Last of 8,500 Jewish settlers leave homes in Gaza Strip
NETZARIM, Gaza Strip – Holding their Torah scrolls aloft and weeping, the last Jewish settlers left the Gaza Strip on Monday, fulfilling Israeli Prime Minister Ariel Sharon’s vow to end the more than three-decades-old settlement enterprise he had pioneered in the seaside territory.
The nearly 500 residents of Netzarim, together with dozens of youthful supporters from outside their community, rolled out of their isolated, heavily guarded enclave for the last time in their customary mode of transport: bulletproof buses, which for years had protected residents against attacks by Palestinian militants.
A convoy of private cars, overstuffed with hastily packed belongings, followed behind.
Even before the last of the settlers walked or were carried from their Gaza homes, thousands of police and soldiers had been diverted to the northern West Bank for today’s evacuation of two small settlements viewed by Israeli security officials as potential flash points for violence.
Hundreds of militant youths have joined a handful of residents in the northern settlements of Sanur and Homesh, stockpiling supplies and erecting fortifications similar to those set up by defiant holdouts last week in the Gaza settlement of Kfar Darom.
Netzarim was the last of the 21 Jewish settlements in Gaza to be secured by Israeli troops in a turbulent but methodical military operation that spanned only eight days, including a hiatus for the Jewish Sabbath – a much tighter timetable than the weeks-long withdrawal originally envisioned.
By nightfall Monday, the army had declared that its mission of removing some 8,500 settlers from Gaza, in Israel’s largest noncombat military operation ever, had been accomplished.
“As of now, there are no Israeli settlements in the Gaza Strip,” said Maj. Gen. Dan Harel, the commander who oversaw the withdrawal.
Israeli troops will stay at the settlements for several weeks, securing the area and demolishing settler homes as agreed in advance, before the territory is turned over to the Palestinian Authority.
Palestinians living in nearby towns and villages watched the emptying of the final settlement in Gaza with immense satisfaction, though from a safe distance. The environs of Netzarim were the scene of some of the fiercest fighting of the nearly five-year Palestinian intifada, which took a heavy toll on civilians and combatants on both sides.
“We are so relieved they are going, because the shooting that happened every minute of our lives will finally stop,” said Walid Alawad of the Palestinian village of Zahara, keeping a wary eye on a nearby Israeli tank.
“We need to see it all gone: no settlers, no soldiers, no tanks, no observation tower,” said his neighbor, Adel Alghoula. “We want nothing more of them to remain.”
The Palestinian Authority hailed the end of what spokeswoman Diana Buttu called the Israeli “colonization” of Gaza.

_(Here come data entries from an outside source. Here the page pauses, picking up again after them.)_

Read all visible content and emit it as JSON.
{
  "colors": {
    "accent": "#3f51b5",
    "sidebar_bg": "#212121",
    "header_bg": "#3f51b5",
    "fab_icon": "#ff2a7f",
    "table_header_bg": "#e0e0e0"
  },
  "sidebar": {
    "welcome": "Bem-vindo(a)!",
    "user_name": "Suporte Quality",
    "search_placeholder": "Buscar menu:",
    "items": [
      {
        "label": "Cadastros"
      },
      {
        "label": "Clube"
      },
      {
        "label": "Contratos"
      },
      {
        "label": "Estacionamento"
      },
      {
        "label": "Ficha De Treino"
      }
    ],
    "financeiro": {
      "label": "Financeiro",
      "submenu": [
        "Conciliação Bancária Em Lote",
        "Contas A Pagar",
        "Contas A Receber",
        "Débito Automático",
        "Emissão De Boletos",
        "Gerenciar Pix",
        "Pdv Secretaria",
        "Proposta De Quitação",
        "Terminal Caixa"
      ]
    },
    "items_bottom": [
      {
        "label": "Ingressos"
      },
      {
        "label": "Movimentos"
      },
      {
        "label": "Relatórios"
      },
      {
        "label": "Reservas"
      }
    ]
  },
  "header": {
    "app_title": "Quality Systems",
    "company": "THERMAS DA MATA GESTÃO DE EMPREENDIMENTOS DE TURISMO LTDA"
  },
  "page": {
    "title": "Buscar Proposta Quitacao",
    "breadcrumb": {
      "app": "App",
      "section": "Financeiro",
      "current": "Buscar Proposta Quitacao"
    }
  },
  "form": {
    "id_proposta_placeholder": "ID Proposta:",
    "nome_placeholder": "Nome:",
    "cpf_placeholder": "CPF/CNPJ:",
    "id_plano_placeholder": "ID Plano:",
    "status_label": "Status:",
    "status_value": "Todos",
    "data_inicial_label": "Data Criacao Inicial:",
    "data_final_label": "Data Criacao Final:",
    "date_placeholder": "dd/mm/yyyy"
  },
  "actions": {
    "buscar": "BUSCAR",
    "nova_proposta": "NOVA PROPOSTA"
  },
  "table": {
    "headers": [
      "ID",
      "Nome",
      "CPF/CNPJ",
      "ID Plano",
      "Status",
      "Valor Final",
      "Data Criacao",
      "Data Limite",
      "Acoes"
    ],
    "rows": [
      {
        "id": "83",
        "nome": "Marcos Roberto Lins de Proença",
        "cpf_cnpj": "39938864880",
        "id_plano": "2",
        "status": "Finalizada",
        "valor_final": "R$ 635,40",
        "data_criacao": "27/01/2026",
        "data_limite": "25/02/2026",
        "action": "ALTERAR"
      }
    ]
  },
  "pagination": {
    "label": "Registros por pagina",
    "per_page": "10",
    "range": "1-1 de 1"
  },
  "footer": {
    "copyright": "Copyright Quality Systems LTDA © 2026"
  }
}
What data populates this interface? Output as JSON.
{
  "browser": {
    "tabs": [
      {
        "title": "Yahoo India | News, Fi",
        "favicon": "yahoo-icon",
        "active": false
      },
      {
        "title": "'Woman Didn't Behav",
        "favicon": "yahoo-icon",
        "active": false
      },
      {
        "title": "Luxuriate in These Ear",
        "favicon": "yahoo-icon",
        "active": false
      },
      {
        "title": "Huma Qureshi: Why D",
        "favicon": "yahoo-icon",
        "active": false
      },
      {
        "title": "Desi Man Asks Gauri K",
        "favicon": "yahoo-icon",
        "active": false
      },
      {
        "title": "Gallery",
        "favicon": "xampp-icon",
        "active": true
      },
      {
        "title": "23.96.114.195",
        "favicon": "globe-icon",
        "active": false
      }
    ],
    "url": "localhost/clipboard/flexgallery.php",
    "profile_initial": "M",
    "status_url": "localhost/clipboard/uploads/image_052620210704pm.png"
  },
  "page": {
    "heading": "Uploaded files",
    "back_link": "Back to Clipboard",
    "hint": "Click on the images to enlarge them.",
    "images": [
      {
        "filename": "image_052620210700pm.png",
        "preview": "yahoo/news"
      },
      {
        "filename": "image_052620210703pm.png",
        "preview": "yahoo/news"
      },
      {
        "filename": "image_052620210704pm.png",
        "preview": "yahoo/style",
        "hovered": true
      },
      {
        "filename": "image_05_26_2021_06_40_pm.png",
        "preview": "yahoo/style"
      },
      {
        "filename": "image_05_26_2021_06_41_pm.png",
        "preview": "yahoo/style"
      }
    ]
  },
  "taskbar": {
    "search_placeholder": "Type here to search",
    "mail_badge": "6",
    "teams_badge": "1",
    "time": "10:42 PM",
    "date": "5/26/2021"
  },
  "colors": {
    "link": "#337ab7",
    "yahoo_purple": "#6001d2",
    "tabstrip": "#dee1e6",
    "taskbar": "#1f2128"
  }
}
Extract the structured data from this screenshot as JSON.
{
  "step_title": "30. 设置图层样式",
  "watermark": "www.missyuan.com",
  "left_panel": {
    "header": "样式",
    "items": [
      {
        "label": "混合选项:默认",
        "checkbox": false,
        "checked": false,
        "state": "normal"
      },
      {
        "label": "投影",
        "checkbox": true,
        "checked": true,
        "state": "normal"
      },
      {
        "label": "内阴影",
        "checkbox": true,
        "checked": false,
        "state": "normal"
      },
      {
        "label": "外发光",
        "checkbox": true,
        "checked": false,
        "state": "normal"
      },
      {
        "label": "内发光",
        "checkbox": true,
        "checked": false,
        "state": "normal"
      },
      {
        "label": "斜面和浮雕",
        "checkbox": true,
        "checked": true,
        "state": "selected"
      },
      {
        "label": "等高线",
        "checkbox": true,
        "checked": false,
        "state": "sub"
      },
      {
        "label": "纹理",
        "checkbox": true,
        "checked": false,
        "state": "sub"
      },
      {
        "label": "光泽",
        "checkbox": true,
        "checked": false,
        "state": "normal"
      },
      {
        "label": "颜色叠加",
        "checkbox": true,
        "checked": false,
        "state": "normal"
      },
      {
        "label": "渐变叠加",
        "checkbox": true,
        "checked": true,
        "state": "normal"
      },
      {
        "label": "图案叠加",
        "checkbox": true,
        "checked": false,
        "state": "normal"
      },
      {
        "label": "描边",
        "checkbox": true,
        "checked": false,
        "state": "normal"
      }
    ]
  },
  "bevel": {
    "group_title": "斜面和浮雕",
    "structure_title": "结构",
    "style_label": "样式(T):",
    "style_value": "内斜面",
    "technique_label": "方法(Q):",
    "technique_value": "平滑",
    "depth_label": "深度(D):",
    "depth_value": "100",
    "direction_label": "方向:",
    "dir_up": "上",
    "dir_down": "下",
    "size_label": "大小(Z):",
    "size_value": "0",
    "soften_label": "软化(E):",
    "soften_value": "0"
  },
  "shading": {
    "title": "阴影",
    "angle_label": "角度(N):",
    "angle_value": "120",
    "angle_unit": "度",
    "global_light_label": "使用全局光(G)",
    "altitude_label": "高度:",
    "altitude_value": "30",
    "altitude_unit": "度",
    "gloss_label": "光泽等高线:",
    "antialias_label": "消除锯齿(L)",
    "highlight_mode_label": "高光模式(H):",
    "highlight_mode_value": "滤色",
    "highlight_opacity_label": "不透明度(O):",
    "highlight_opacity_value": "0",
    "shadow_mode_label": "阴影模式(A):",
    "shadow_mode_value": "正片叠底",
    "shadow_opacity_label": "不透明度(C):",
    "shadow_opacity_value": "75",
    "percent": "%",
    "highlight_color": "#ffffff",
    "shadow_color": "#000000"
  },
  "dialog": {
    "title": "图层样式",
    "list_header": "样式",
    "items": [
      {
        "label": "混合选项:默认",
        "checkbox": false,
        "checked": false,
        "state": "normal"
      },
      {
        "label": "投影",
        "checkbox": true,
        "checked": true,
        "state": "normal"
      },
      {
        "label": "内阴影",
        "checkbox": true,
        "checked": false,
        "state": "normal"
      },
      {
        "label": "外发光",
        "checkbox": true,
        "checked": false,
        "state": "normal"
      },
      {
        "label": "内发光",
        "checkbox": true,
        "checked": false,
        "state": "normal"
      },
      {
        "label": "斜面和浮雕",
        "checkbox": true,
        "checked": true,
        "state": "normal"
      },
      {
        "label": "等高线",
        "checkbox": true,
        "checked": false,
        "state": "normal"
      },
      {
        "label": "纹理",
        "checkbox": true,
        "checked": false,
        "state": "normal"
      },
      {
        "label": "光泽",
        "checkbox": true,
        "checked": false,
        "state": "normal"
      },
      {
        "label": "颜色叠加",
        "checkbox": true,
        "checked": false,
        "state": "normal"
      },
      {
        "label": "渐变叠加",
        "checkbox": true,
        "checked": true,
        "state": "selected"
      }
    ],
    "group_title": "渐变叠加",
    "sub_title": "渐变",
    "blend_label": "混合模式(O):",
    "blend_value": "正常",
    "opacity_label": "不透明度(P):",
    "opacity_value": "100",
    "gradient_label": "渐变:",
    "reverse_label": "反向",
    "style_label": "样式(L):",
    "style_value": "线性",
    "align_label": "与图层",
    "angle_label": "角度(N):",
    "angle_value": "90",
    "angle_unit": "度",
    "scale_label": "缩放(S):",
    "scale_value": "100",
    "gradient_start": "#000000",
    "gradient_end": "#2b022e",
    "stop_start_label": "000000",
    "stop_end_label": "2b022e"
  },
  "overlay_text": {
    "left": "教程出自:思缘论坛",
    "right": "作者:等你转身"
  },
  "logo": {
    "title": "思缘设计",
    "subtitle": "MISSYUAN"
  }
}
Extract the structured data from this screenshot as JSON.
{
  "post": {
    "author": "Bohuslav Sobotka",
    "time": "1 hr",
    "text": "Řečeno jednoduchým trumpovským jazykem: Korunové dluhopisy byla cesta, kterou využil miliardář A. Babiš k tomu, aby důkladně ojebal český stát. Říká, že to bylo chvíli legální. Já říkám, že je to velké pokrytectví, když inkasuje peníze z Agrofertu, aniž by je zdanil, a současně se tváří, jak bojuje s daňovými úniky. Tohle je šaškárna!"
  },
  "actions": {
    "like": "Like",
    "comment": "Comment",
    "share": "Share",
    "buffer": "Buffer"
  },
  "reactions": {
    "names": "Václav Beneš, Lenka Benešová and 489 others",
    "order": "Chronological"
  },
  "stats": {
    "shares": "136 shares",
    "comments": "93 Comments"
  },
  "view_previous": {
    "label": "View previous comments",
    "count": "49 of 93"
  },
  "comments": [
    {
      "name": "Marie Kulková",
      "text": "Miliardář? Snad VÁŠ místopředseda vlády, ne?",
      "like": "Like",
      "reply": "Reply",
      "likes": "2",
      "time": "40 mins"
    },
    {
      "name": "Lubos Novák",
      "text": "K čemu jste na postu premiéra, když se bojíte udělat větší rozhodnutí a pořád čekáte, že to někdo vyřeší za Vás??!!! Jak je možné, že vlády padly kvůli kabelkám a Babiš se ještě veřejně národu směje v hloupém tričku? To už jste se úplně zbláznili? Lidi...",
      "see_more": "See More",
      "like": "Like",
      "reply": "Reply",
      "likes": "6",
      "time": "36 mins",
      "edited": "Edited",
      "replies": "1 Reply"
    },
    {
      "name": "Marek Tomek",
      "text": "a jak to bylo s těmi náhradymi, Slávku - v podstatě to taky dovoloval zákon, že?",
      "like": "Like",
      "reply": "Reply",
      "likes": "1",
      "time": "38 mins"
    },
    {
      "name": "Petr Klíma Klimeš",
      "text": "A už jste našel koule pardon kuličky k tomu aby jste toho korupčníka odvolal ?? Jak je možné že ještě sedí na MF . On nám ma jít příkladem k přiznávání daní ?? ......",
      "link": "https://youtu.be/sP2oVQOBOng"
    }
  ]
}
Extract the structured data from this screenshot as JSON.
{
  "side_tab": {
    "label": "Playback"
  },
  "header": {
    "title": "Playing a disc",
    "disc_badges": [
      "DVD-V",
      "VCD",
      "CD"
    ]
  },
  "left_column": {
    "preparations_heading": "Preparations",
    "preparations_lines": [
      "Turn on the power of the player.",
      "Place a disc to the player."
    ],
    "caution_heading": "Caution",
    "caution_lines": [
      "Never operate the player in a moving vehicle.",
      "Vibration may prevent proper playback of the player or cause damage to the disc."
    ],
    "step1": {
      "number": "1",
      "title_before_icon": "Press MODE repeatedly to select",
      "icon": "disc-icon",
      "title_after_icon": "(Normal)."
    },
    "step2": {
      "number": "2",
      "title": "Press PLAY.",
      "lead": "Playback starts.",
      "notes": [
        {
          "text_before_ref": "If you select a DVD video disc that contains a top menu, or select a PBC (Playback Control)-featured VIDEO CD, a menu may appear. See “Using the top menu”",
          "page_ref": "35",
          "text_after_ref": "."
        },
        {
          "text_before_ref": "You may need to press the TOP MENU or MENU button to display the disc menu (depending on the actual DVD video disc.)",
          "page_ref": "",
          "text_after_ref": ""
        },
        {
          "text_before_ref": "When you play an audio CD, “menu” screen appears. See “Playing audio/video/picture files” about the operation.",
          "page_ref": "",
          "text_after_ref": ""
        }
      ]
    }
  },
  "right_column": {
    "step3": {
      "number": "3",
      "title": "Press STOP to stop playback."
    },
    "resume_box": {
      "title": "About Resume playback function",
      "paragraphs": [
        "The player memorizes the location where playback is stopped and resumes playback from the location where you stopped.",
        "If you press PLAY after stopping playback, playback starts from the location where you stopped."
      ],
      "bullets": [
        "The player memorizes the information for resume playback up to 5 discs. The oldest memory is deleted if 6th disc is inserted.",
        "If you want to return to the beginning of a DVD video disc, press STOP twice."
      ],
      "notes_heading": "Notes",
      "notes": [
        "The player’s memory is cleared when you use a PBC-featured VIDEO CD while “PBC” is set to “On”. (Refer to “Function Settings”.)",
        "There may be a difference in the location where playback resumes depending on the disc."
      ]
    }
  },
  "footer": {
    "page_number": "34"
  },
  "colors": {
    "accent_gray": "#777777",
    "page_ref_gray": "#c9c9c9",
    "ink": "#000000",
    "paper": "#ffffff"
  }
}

“We are looking forward to the day that colonization of the West Bank and East Jerusalem also comes to a close,” she said.
Palestinian Authority President Mahmoud Abbas telephoned Sharon on Monday to say he hopes the withdrawal would mark the start of a new chapter between Israelis and Palestinians, the prime minister’s office said.
But Abbas faces challenges of his own. The Palestinian militant group Hamas staged an enormous victory march that wound its way through Gaza City streets within earshot of the settlement. Thousands of followers waved green Hamas flags while loudspeakers raised chants, “Our way is the way of God!”
In Netzarim, arriving Israeli soldiers were greeted with disdain and aggression in some settler homes but with gentleness and courtesy in others. One settler screamed at a ranking army officer not to dare step over his threshold, but another asked for soldiers’ addresses to send them holiday cards.
As has been a pattern in past days, some settlers busied themselves with everyday tasks even as the eviction was beginning. Ziv Ben-Ari, who lived in Netzarim for 10 years with his wife and six children, mowed his front lawn shortly before the soldiers showed up.
“It’s a sign of continuity and regularity,” he said. “It means even if we are not here, we are still here.”
The settlement, founded in 1972 on a desolate strip of sandy scrubland just south of Gaza City, was among the most vulnerable and remote of the Jewish outposts in the region. Cut off from the main settlement bloc of Gush Katif, it was reachable by a special corridor road to and from Israel that was traveled only by armored buses and military convoys.